Love: A Conversation
Ephesians 5:21-33 Out of respect for Christ, be courteously reverent to one another. Wives, understand and support your husbands in ways that show your support for Christ. The husband provides leadership to his wife the way Christ does to his church, not by domineering but by cherishing. So just as the church submits to Christ as he exercises such leadership, wives should likewise submit to their husbands. Husbands, go all out in your love for your wives, exactly as Christ did for the church—a love marked by giving, not getting. Christ’s love makes the church whole. His words evoke her beauty. Everything he does and says is designed to bring the best out of her, dressing her in dazzling white silk, radiant with holiness. And that is how husbands ought to love their wives. They’re really doing themselves a favor—since they’re already “one” in marriage. No one abuses his own body, does he? No, he feeds and pampers it. That’s how Christ treats us, the church, since we are part of his body. And this is why a man leaves father and mother and cherishes his wife. No longer two, they become “one flesh.” This is a huge mystery, and I don’t pretend to understand it all. What is clearest to me is the way Christ treats the church. And this provides a good picture of how each husband is to treat his wife, loving himself in loving her, and how each wife is to honor her husband.

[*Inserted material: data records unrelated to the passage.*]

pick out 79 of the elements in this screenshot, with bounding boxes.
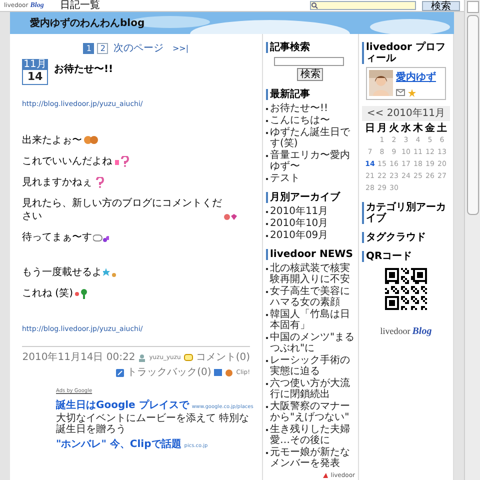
emoji-icon: [83, 134, 99, 146]
date-month: 11月: [23, 60, 47, 70]
page-link[interactable]: 1: [83, 43, 94, 54]
news-link[interactable]: レーシック手術の実態に迫る: [270, 355, 355, 377]
sidebar-heading: 最新記事: [266, 89, 355, 100]
search-button[interactable]: 検索: [422, 0, 460, 10]
post-text: 見れますかねぇ: [22, 176, 92, 188]
ad-description: 大切なイベントにムービーを添えて 特別な誕生日を贈ろう: [56, 412, 250, 434]
clip-icon: [225, 368, 234, 376]
comment-icon: [184, 354, 193, 362]
trackback-icon: [116, 368, 124, 376]
sidebar-heading: 月別アーカイブ: [266, 192, 355, 203]
news-link[interactable]: 生き残りした夫婦愛…その後に: [270, 424, 355, 446]
sidebar-heading: livedoor プロフィール: [362, 42, 450, 64]
comment-link[interactable]: コメント(0): [196, 350, 250, 365]
news-link[interactable]: 六つ使い方が大流行に閉鎖続出: [270, 378, 355, 400]
weekday-label: 木: [412, 123, 424, 134]
sidebar-link[interactable]: テスト: [270, 173, 300, 184]
search-submit-button[interactable]: 検索: [297, 68, 324, 81]
sidebar-heading: QRコード: [362, 251, 450, 262]
post-text: 出来たよぉ〜: [22, 134, 82, 146]
last-page-link[interactable]: >>|: [172, 42, 189, 54]
news-link[interactable]: 北の核武装で核実験再開入りに不安: [270, 263, 355, 285]
next-page-link[interactable]: 次のページ: [113, 41, 164, 56]
date-day: 14: [27, 70, 43, 84]
post-text: これね (笑): [22, 286, 73, 300]
weekday-label: 火: [388, 123, 400, 134]
weekday-label: 日: [364, 123, 376, 134]
blog-title: 愛内ゆずのわんわんblog: [30, 16, 145, 30]
weekday-label: 月: [376, 123, 388, 134]
weekday-label: 金: [424, 123, 436, 134]
emoji-icon: [103, 266, 119, 278]
emoji-icon: [74, 288, 90, 300]
scroll-up-button[interactable]: [466, 1, 478, 13]
sidebar-heading: 記事検索: [266, 42, 355, 53]
news-link[interactable]: 中国のメンツ"まるつぶれ"に: [270, 332, 355, 354]
search-icon: [311, 2, 318, 9]
scrollbar[interactable]: [464, 0, 480, 480]
news-link[interactable]: 元モー娘が新たなメンバーを発表: [270, 447, 355, 469]
livedoor-icon: [322, 472, 329, 479]
weekday-label: 水: [400, 123, 412, 134]
post-title: お待たせ〜!!: [54, 62, 114, 77]
sidebar-link[interactable]: 2010年11月: [270, 206, 328, 217]
star-icon: [408, 89, 416, 97]
livedoor-blog-logo[interactable]: livedoor Blog: [380, 324, 432, 339]
person-icon: [138, 354, 146, 362]
news-link[interactable]: 韓国人「竹島は日本固有」: [270, 309, 355, 331]
post-text: これでいいんだよね: [22, 154, 112, 168]
calendar-title: << 2010年11月: [362, 106, 450, 121]
post-text: 見れたら、新しい方のブログにコメントください: [22, 196, 222, 222]
search-input[interactable]: [274, 57, 344, 66]
sidebar-link[interactable]: 2010年09月: [270, 230, 328, 241]
sidebar-link[interactable]: 2010年10月: [270, 218, 328, 229]
weekday-label: 土: [436, 123, 448, 134]
sidebar-link[interactable]: ゆずたん誕生日です(笑): [270, 127, 355, 149]
sidebar-heading: livedoor NEWS: [266, 249, 355, 260]
sidebar-link[interactable]: お待たせ〜!!: [270, 103, 328, 114]
sidebar-heading: カテゴリ別アーカイブ: [362, 202, 450, 224]
post-text: もう一度載せるよ: [22, 266, 102, 278]
sidebar-heading: タグクラウド: [362, 232, 450, 243]
ad-title-link[interactable]: 誕生日はGoogle プレイスで: [56, 398, 189, 412]
trackback-link[interactable]: トラックバック(0): [127, 365, 212, 380]
ad-title-link[interactable]: "ホンバレ" 今、Clipで話題: [56, 436, 182, 452]
sidebar-link[interactable]: 音量エリカ〜愛内ゆず〜: [270, 150, 355, 172]
qr-code: [384, 268, 427, 310]
post-text: 待ってまぁ〜す: [22, 230, 92, 244]
scrollbar-thumb[interactable]: [466, 15, 478, 215]
bookmark-icon: [214, 368, 222, 376]
sidebar-link[interactable]: こんにちは〜: [270, 115, 330, 126]
news-link[interactable]: 大阪警察のマナーから"えげつない": [270, 401, 355, 423]
mail-icon: [396, 89, 405, 96]
news-link[interactable]: 女子高生で美容にハマる女の素顔: [270, 286, 355, 308]
emoji-icon: [93, 232, 109, 244]
page-link[interactable]: 2: [97, 43, 108, 54]
emoji-icon: [113, 156, 129, 168]
menu-link[interactable]: 日記一覧: [60, 0, 100, 11]
profile-name-link[interactable]: 愛内ゆず: [396, 70, 436, 85]
post-datetime: 2010年11月14日 00:22: [22, 351, 136, 365]
search-field[interactable]: [310, 1, 416, 10]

-A Love that is not cultivated is a love that will die.
-Love is intentional, a choice.
How is Love cultivated?
The goal of marriage is not personal happiness but the joint pursuit of fulfilling Gods purposes.
Matthew 18:19-20 If two of you agree here on earth concerning anything you ask, my Father in heaven will do it for you. For where two or three gather together as my followers, I am there among them.”
-If God is love then love cannot be complete without him at the center.
-Agreement can always be found by focussing on the purposes and the presence of God.
The love bank- Deposits & withdraws
-Deposits- Celebrating each other, laughter/fun, expressing in a way they like love(love languages), affirmation, affection, dates(quality time) gifts, acts of service.
-Withdraws- Disappointments, frustrations, fighting, lying, simply the lack of deposits.
Amos 3:3 Do two walk together unless they have agreed to do so?
-This is the way I FEEL VS This is how you ARE.
-Feelings are a indicator of attention needed not a decision rendered.
-55% of communication is body language, 38% is the tone of voice, and 7% is the actual words spoken
3. The Rhythm of Love and Respect
“When a wife feels loved she respects her husband, when a husband feels respected he expresses love.”
Love IS worth fighting for
Romans 12:10 Love each other with genuine affection, and take delight in honoring each other.